In target rifle shooting "off-hand" shooting refers to what is more formally known as the standing position. In chess, "off-hand" games are fun games, unrated and usually without a clock. I suppose "skittles" are the same, unless they're candy.
Last Monday at the Juneau Chess Club there were just two of us, Tom and me. Tom is a guy I played a few tournament games against 15-18 years ago, and though I won them all he was a pretty tough opponent, rated in the 1400-1500 range.

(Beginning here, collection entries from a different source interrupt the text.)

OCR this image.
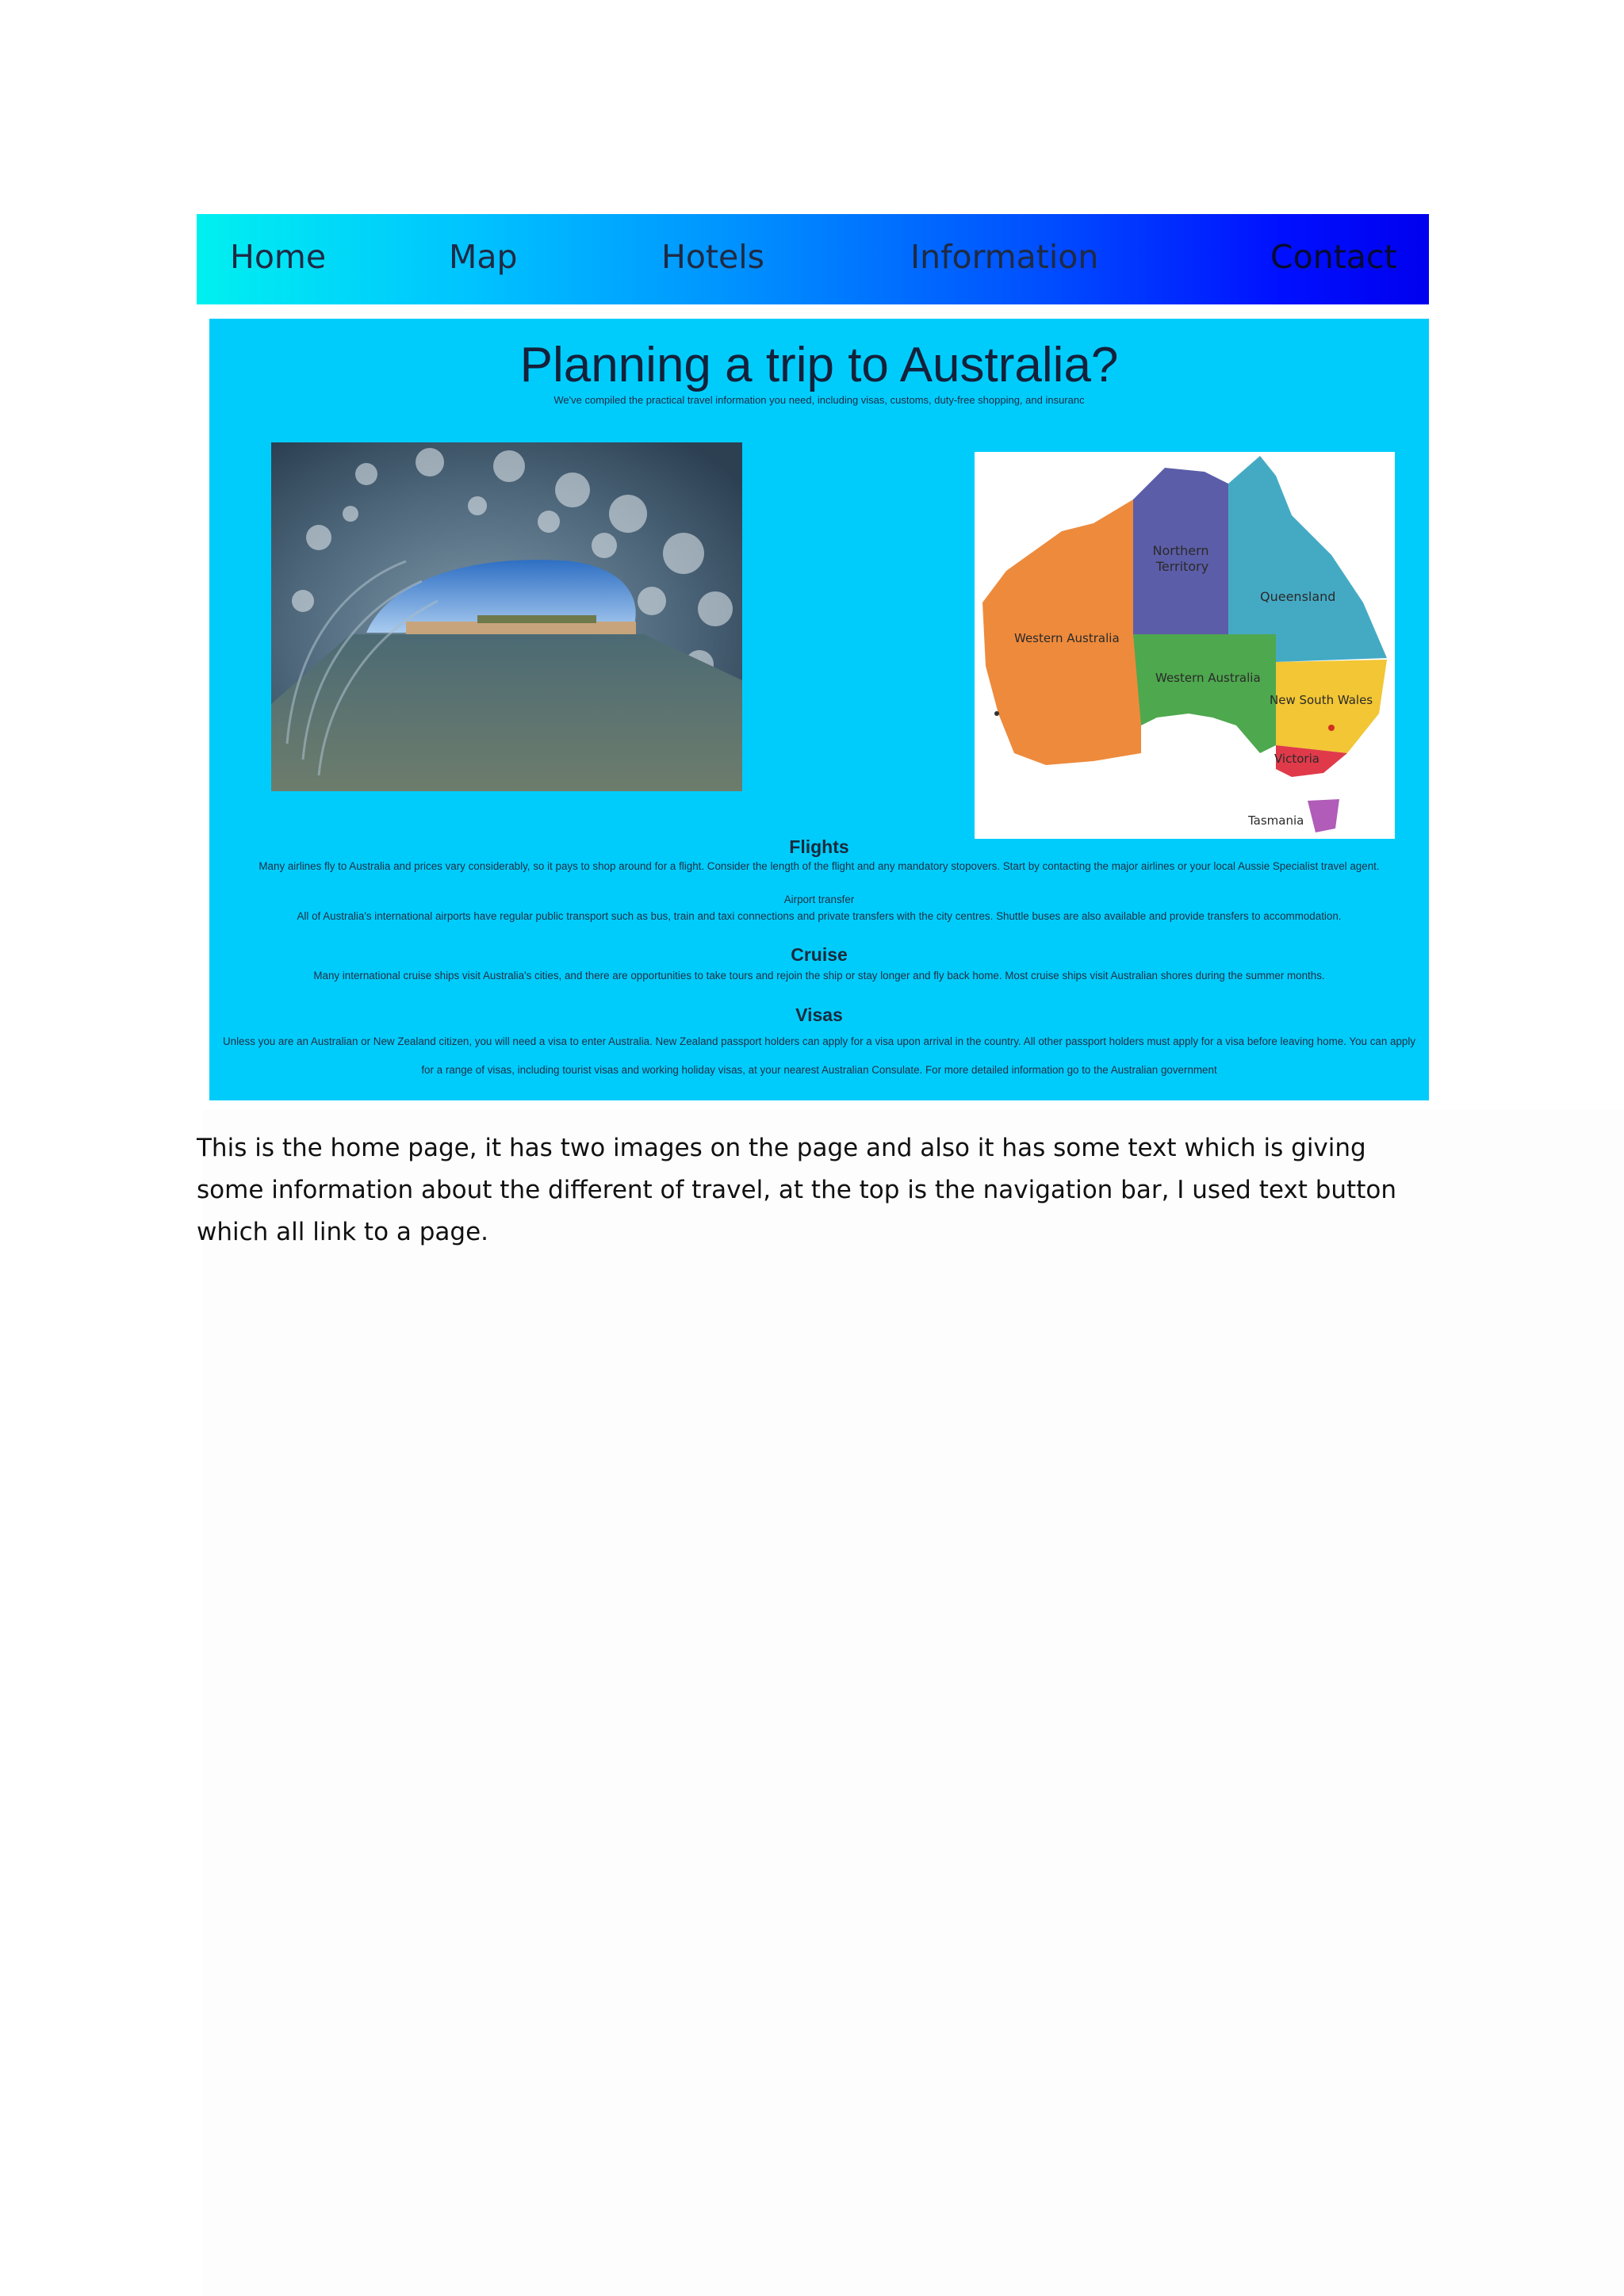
Home	Map	Hotels	Information	Contact
Planning a trip to Australia?
We've compiled the practical travel information you need, including visas, customs, duty-free shopping, and insuranc
Northern
Territory
Queensland
Western Australia
Western Australia
New South Wales
Victoria
Tasmania
Flights
Many airlines fly to Australia and prices vary considerably, so it pays to shop around for a flight. Consider the length of the flight and any mandatory stopovers. Start by contacting the major airlines or your local Aussie Specialist travel agent.
Airport transfer
All of Australia's international airports have regular public transport such as bus, train and taxi connections and private transfers with the city centres. Shuttle buses are also available and provide transfers to accommodation.
Cruise
Many international cruise ships visit Australia's cities, and there are opportunities to take tours and rejoin the ship or stay longer and fly back home. Most cruise ships visit Australian shores during the summer months.
Visas
Unless you are an Australian or New Zealand citizen, you will need a visa to enter Australia. New Zealand passport holders can apply for a visa upon arrival in the country. All other passport holders must apply for a visa before leaving home. You can apply for a range of visas, including tourist visas and working holiday visas, at your nearest Australian Consulate. For more detailed information go to the Australian government
This is the home page, it has two images on the page and also it has some text which is giving some information about the different of travel, at the top is the navigation bar, I used text button which all link to a page.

On this night we played off-hand games, as he didn't want to use a clock, and I decided after the first game to record them in case any interesting positions arose. Tom wasn't having a good night, and I won most of the games in short order. The following was no exception, but something about this short game appealed to me, so here it is. I am White:
1. g3 e5 2. d3 d6 3. Bg7 c6 4. e4 (this position has actually been reached by masters; Black played 4. ... f5) Na3 5. Ne2 f5
6. 0-0 g5? (Black should know better) 7. Nec3 (moving the same piece twice in the opening!) Bh6 8. Qh5+ Kf8 9. exf5 Bxf5 10. Ne4 Bxe4 11. Bxe4 d5 12. f4!
Qd6 13. fxe5+ 1-0
Obviously Black made some blunders, but for me there was a certain charm to this brief game. I've rarely played without a clock in the last 25 years, and this little game refreshed my appreciation of the "off-hand" game that was the staple of Philidor, LaBourdonnais and Morphy.